6. Put Your Nine-to-Five Paycheck to Good Use

Grant argues that most people overlook opportunities to make the most of their regular paycheck. Maximizing employer-sponsored benefits, requesting raises, and negotiating work flexibility are powerful ways to add value.

For instance, contributing more into an employer-matched pension fund not only grows savings faster but also reduces taxable income. Asking for a raise after showing measurable contributions at work raises yearly income significantly. Finally, switching to remote work could trim transport costs and add hours back into your day.

By taking advantage of these opportunities, Grant consistently boosted his income while minimizing unnecessary effort.

Examples

  • Increased contributions to his workplace-matching pension fund.
  • Asked his boss for a 10 percent raise by demonstrating his results.
  • Saved commute costs by negotiating remote work days.

7. Side Businesses Fuel Financial Independence

Grant emphasizes the power of side businesses to create passive income. For example, Matt, a graphic designer, turned a $5 dog-walking service into a flourishing business earning $200,000 annually. This income compounded their savings target, setting them on the fast track to financial freedom.

Starting a side hustle doesn’t require massive resources. Grant suggests sticking to low-cost ventures aligned with personal skills and interests. He also advises keeping initial trials simple and scalable.

Running side businesses, such as freelance work or renting assets like properties, allows wealth to grow beyond the confines of a fixed salary.

Examples

  • Matt’s $5 dog-walking business scaled to $200,000 annual profit.
  • Launched side hustle aligned with personal passion for pets.
  • Focused initial efforts on small start-up costs to minimize risks.

8. Transform Spending Habits by Prioritizing Savings

Grant developed a savings rate of over 25 percent by reframing how he viewed nonessential expenses.
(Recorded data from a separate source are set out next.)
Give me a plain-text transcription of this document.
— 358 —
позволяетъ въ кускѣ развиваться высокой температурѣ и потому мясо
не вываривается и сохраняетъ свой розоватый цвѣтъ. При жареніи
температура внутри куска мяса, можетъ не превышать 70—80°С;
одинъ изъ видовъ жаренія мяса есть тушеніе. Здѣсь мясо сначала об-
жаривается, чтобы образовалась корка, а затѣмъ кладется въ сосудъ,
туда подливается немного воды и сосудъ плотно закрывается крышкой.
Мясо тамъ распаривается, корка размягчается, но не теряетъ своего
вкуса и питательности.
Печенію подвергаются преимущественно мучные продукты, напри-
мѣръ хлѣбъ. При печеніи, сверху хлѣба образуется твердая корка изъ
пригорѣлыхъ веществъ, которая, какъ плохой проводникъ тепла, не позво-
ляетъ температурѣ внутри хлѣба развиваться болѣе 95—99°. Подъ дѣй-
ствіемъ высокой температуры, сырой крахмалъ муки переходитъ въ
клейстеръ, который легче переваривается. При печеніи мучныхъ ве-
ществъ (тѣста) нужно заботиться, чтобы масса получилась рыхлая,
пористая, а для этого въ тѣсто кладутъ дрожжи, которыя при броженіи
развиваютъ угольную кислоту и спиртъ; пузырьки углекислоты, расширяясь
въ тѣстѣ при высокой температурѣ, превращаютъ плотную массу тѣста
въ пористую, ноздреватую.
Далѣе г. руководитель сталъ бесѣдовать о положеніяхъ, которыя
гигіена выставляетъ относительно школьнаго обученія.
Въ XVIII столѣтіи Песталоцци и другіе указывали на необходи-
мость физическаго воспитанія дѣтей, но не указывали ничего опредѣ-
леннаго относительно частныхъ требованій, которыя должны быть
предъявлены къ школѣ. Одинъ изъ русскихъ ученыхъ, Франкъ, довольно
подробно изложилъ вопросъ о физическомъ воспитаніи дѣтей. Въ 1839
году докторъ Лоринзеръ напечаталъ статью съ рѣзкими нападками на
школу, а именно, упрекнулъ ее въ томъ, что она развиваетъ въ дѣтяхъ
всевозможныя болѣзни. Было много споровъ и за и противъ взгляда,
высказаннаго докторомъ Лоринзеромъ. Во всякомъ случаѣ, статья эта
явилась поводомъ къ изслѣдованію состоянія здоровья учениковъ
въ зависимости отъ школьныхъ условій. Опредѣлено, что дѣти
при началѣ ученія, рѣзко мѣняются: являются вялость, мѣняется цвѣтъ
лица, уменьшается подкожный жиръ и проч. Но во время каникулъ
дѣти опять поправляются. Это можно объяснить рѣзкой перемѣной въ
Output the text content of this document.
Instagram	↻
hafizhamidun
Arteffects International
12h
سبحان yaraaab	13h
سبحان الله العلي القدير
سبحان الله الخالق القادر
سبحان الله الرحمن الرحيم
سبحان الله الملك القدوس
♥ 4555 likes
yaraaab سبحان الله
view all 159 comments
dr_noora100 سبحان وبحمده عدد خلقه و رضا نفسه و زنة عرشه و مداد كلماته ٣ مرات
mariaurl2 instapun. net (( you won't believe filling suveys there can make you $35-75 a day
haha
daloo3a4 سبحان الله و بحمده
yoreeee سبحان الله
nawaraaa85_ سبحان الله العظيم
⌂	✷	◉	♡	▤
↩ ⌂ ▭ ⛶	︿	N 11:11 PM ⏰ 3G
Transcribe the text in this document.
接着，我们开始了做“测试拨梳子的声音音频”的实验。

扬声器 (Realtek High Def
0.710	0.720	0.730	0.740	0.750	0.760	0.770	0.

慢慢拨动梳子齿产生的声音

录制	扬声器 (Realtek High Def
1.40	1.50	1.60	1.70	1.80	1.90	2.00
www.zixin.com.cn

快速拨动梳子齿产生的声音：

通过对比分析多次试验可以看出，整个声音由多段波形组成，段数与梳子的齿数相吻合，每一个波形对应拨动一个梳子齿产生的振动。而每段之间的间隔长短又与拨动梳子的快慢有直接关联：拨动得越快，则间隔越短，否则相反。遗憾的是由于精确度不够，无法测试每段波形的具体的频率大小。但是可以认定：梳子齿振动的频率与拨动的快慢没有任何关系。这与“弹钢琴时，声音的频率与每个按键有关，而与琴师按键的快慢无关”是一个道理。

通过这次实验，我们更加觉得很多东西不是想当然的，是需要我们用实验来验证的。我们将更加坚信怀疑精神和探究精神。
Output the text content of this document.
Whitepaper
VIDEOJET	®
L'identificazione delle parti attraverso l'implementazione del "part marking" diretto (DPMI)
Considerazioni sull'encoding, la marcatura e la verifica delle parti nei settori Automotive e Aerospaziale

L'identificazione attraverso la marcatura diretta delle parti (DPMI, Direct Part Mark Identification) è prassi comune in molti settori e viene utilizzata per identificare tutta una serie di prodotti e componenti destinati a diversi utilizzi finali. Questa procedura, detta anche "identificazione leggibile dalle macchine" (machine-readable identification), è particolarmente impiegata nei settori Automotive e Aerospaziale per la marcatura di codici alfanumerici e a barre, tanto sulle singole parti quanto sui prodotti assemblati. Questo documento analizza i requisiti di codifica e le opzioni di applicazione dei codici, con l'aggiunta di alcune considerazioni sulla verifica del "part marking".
While others splurged on eating out or luxury items, he funneled saved money into investment accounts.

Rather than strictly adhering to restrictive budgets, Grant directed all unspent funds toward investments. He focused on long-term benefits instead of short-term comforts, building wealth exponentially using compounding.

Sacrificing small luxuries in the present paved the way for a future of financial freedom.

Examples

  • Invested saved dining-out costs into stock market accounts.
  • Focused on cutting non-essentials like streaming subscriptions.
  • Directed rental income toward boosting investment portfolios.

9. Take Action Now, Even If You’re Not Ready

Procrastination is the enemy of achieving financial freedom. Grant stresses the value of starting immediately – even small steps compound over time. Waiting for perfect circumstances costs valuable growth in interest and investments.

He encourages beginning with simple actions like opening an investment account or brainstorming business ideas. Mistakes are part of the process, and the earlier you start, the faster you’ll improve.

Commitment and consistency are essential for staying the course. Sacrificing now will lead to decades of freedom later.

Examples

  • Opened a compounding investment account with a $100 deposit.
  • Created a habit of dedicating one night a week to brainstorming side hustles.
  • Prioritized investing leftover funds from every paycheck immediately.

Takeaways

  1. Calculate your annual expenses and savings goal using the 4 percent rule to know your target number.
  2. Begin tracking your net worth daily to stay motivated and measure your financial progress over time.
  3. Start small by cutting back or investing extra income immediately – don’t wait for the perfect time.